BusOpp: Meta_Dates

What this view is for

Busopp.meta_dates provides the key lifecycle and timing dates for business opportunities.

If core_details tells you what the opportunity is and meta_codes tells you how it should be categorised, meta_dates tells you when important things happened (or are expected to happen).

This view is essential for understanding pipeline flow, forecasting, and lifecycle analysis.


Level of detail (grain)

  • Multiple rows per opportunity
  • One row per date attribute

This view is intentionally long and thin.
An opportunity with several lifecycle dates will appear multiple times — once for each date type.


What you’ll find in this view

Each row represents a single date associated with an opportunity, including:

  • OBJECT_SEQ – the paired company + opportunity identifier
  • META_TYPE – the lifecycle context of the date
  • ATTRIBUTE – the specific date meaning
  • The date value itself

You’ll notice that the word “DATE” has been purposefully removed from attribute names.
In this context, everything in this view is a date, so repeating it would add noise rather than clarity.

Instead, meaning comes from the combination of META_TYPE + ATTRIBUTE.


Available date types

The following META_TYPE / ATTRIBUTE combinations are available in Busopp.meta_dates:

META_TYPEATTRIBUTE
PROPOSALENTERED
PROPOSALESTIMATED_SIGN
PROPOSALCLOSURE
PROPOSALPLANNED_BID_ARRIVAL
PROPOSALEXPIRATION
DELIVERYSTART
DELIVERYWANTED
DELIVERYACTUAL_SIGN

The META_TYPE provides the lifecycle context (proposal vs delivery), while the ATTRIBUTE describes the specific event within that phase.


How to join this view

Every row includes OBJECT_SEQ, consistent with all other Busopp views.

Always join Busopp.meta_dates to Busopp.core_details using OBJECT_SEQ.

This keeps lifecycle timing aligned to the correct opportunity and avoids accidental duplication or cross-company joins.


How this view is commonly used

meta_dates is typically used to:

  • Analyse pipeline progression over time
  • Drive time-based filtering (e.g. entered this quarter, closing next month)
  • Support forecasting and ageing analysis
  • Anchor values to specific lifecycle events

It is rarely used on its own — it adds time context to opportunities and values.


Working with the long, thin date structure

Like meta_codes, this view is long and thin by design.

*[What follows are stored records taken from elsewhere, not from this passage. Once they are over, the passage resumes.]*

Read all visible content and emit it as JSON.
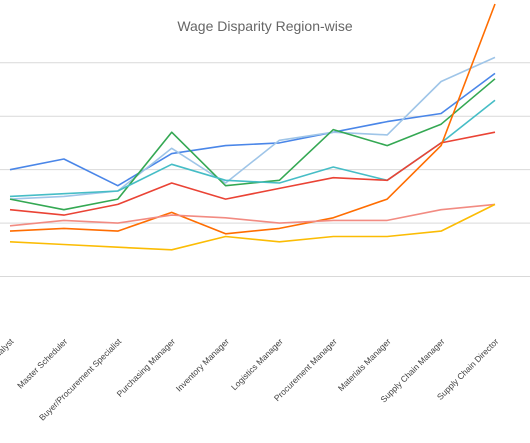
{
  "chart_data": {
    "type": "line",
    "title": "Wage Disparity Region-wise",
    "xlabel": "",
    "ylabel": "",
    "grid": true,
    "legend": "none",
    "categories": [
      "Supply Chain Analyst",
      "Master Scheduler",
      "Buyer/Procurement Specialist",
      "Purchasing Manager",
      "Inventory Manager",
      "Logistics Manager",
      "Procurement Manager",
      "Materials Manager",
      "Supply Chain Manager",
      "Supply Chain Director"
    ],
    "ylim": [
      0,
      5.8
    ],
    "gridlines": [
      1,
      2,
      3,
      4,
      5
    ],
    "series": [
      {
        "color": "#4a86e8",
        "values": [
          3.0,
          3.2,
          2.7,
          3.3,
          3.45,
          3.5,
          3.7,
          3.9,
          4.05,
          4.8
        ]
      },
      {
        "color": "#9fc5e8",
        "values": [
          2.45,
          2.5,
          2.6,
          3.4,
          2.75,
          3.55,
          3.7,
          3.65,
          4.65,
          5.1
        ]
      },
      {
        "color": "#34a853",
        "values": [
          2.45,
          2.25,
          2.45,
          3.7,
          2.7,
          2.8,
          3.75,
          3.45,
          3.85,
          4.7
        ]
      },
      {
        "color": "#46bdc6",
        "values": [
          2.5,
          2.55,
          2.6,
          3.1,
          2.8,
          2.75,
          3.05,
          2.8,
          3.5,
          4.3
        ]
      },
      {
        "color": "#ea4335",
        "values": [
          2.25,
          2.15,
          2.35,
          2.75,
          2.45,
          2.65,
          2.85,
          2.8,
          3.5,
          3.7
        ]
      },
      {
        "color": "#ff6d01",
        "values": [
          1.85,
          1.9,
          1.85,
          2.2,
          1.8,
          1.9,
          2.1,
          2.45,
          3.45,
          6.1
        ]
      },
      {
        "color": "#f28b82",
        "values": [
          1.95,
          2.05,
          2.0,
          2.15,
          2.1,
          2.0,
          2.05,
          2.05,
          2.25,
          2.35
        ]
      },
      {
        "color": "#fbbc04",
        "values": [
          1.65,
          1.6,
          1.55,
          1.5,
          1.75,
          1.65,
          1.75,
          1.75,
          1.85,
          2.35
        ]
      }
    ]
  }
}
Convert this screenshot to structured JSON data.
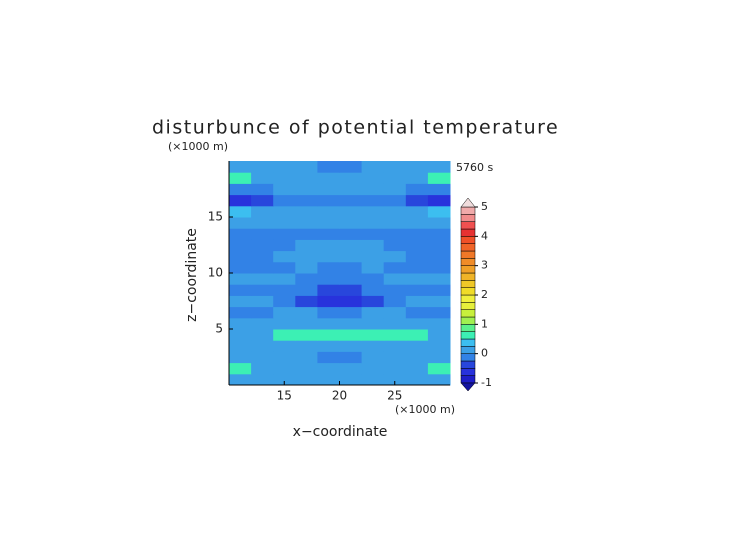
{
  "chart_data": {
    "type": "contour",
    "title": "disturbunce of potential temperature",
    "subtitle": "5760 s",
    "x_label": "x−coordinate",
    "y_label": "z−coordinate",
    "x_unit": "(×1000 m)",
    "y_unit": "(×1000 m)",
    "x": [
      11,
      13,
      15,
      17,
      19,
      21,
      23,
      25,
      27,
      29
    ],
    "y": [
      0.5,
      1.5,
      2.5,
      3.5,
      4.5,
      5.5,
      6.5,
      7.5,
      8.5,
      9.5,
      10.5,
      11.5,
      12.5,
      13.5,
      14.5,
      15.5,
      16.5,
      17.5,
      18.5,
      19.5
    ],
    "z": [
      [
        0,
        0,
        0,
        0,
        0,
        0,
        0,
        0,
        0,
        0
      ],
      [
        0.6,
        0.1,
        0.1,
        0.1,
        0.1,
        0.1,
        0.1,
        0.1,
        0.1,
        0.6
      ],
      [
        0.1,
        0.1,
        0.1,
        0.1,
        -0.1,
        -0.1,
        0.1,
        0.1,
        0.1,
        0.1
      ],
      [
        0.1,
        0.1,
        0.1,
        0.1,
        0.1,
        0.1,
        0.1,
        0.1,
        0.1,
        0.1
      ],
      [
        0.1,
        0.1,
        0.6,
        0.6,
        0.6,
        0.6,
        0.6,
        0.6,
        0.6,
        0.1
      ],
      [
        0.1,
        0.1,
        0.1,
        0.1,
        0.1,
        0.1,
        0.1,
        0.1,
        0.1,
        0.1
      ],
      [
        -0.1,
        -0.1,
        0.1,
        0.1,
        -0.1,
        -0.1,
        0.1,
        0.1,
        -0.1,
        -0.1
      ],
      [
        0.1,
        0.1,
        -0.1,
        -0.4,
        -0.6,
        -0.6,
        -0.4,
        -0.1,
        0.1,
        0.1
      ],
      [
        -0.1,
        -0.1,
        -0.1,
        -0.1,
        -0.4,
        -0.4,
        -0.1,
        -0.1,
        -0.1,
        -0.1
      ],
      [
        0.1,
        0.1,
        0.1,
        -0.1,
        -0.1,
        -0.1,
        -0.1,
        0.1,
        0.1,
        0.1
      ],
      [
        -0.1,
        -0.1,
        -0.1,
        0.1,
        -0.1,
        -0.1,
        0.1,
        -0.1,
        -0.1,
        -0.1
      ],
      [
        -0.1,
        -0.1,
        0.1,
        0.1,
        0.1,
        0.1,
        0.1,
        0.1,
        -0.1,
        -0.1
      ],
      [
        -0.1,
        -0.1,
        -0.1,
        0.1,
        0.1,
        0.1,
        0.1,
        -0.1,
        -0.1,
        -0.1
      ],
      [
        -0.1,
        -0.1,
        -0.1,
        -0.1,
        -0.1,
        -0.1,
        -0.1,
        -0.1,
        -0.1,
        -0.1
      ],
      [
        0.1,
        0.1,
        0.1,
        0.1,
        0.1,
        0.1,
        0.1,
        0.1,
        0.1,
        0.1
      ],
      [
        0.4,
        0.1,
        0.1,
        0.1,
        0.1,
        0.1,
        0.1,
        0.1,
        0.1,
        0.4
      ],
      [
        -0.6,
        -0.3,
        -0.1,
        -0.1,
        -0.1,
        -0.1,
        -0.1,
        -0.1,
        -0.3,
        -0.6
      ],
      [
        -0.1,
        -0.1,
        0.1,
        0.1,
        0.1,
        0.1,
        0.1,
        0.1,
        -0.1,
        -0.1
      ],
      [
        0.6,
        0.1,
        0.1,
        0.1,
        0.1,
        0.1,
        0.1,
        0.1,
        0.1,
        0.6
      ],
      [
        0.1,
        0.1,
        0.1,
        0.1,
        -0.1,
        -0.1,
        0.1,
        0.1,
        0.1,
        0.1
      ]
    ],
    "xlim": [
      10,
      30
    ],
    "ylim": [
      0,
      20
    ],
    "xticks": [
      15,
      20,
      25
    ],
    "yticks": [
      5,
      10,
      15
    ],
    "levels": [
      -1,
      -0.75,
      -0.5,
      -0.25,
      0,
      0.25,
      0.5,
      0.75,
      1,
      1.25,
      1.5,
      1.75,
      2,
      2.25,
      2.5,
      2.75,
      3,
      3.25,
      3.5,
      3.75,
      4,
      4.25,
      4.5,
      4.75,
      5
    ],
    "colors": [
      "#1e1ec8",
      "#2832dc",
      "#2846dc",
      "#3282e6",
      "#3ca0e6",
      "#3cbef0",
      "#3cf0b4",
      "#5af08c",
      "#a0f050",
      "#c8f03c",
      "#e6f03c",
      "#f0f03c",
      "#f0dc28",
      "#f0c828",
      "#f0b428",
      "#f0a028",
      "#f08c28",
      "#f07828",
      "#f06428",
      "#f05028",
      "#e63232",
      "#f05050",
      "#f08c8c",
      "#f0aaaa"
    ],
    "under_color": "#1414a0",
    "over_color": "#f0dcdc",
    "colorbar_ticks": [
      -1,
      0,
      1,
      2,
      3,
      4,
      5
    ]
  }
}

In most reports, you’ll want to:

  1. Filter to the date types you actually need
  2. Create a combined attribute identifier
  3. Pivot to a wide, report-friendly shape

Creating a combined date attribute

Because META_TYPE provides essential context, it’s strongly recommended to create a combined attribute using both fields.

Example (Power Query):

= Table.AddColumn(
    Source,
    "DATE_ATTRIBUTE",
    each [META_TYPE] & "_" & [ATTRIBUTE],
    type text
)

This avoids ambiguity (for example, multiple “START” dates in different lifecycle phases) and makes the next step much clearer.


Pivoting to a wide date table

Once the combined attribute exists, you can pivot the table so that:

  • Each DATE_ATTRIBUTE becomes a column
  • Each OBJECT_SEQ becomes a single row
  • Dates become explicit, easy-to-use fields

The result is a clean lifecycle dates table that feels natural to work with in visuals, filters and measures.


Things to watch out for

  • Don’t assume there is only one “important” date — context matters
  • Be explicit about which lifecycle dates you are using in calculations
  • Avoid mixing proposal and delivery dates without intention

If a time-based measure feels confusing, it’s often because the lifecycle context hasn’t been made explicit enough.


Where this fits in a report build

A typical flow is:

  1. Start with Busopp.core_details
  2. Add Busopp.meta_dates to understand lifecycle timing
  3. Shape dates using a combined attribute and pivot if needed
  4. Add meta_codes and item_values_lines for context and value

This keeps identity, time, classification and value clearly separated.


Key takeaway

Busopp.meta_dates gives you flexible, contextual lifecycle timing for opportunities.

The dates themselves are simple — the meaning comes from the META_TYPE + ATTRIBUTE combination.
Shape it deliberately, pivot when useful, and your pipeline timing will become much easier to reason about.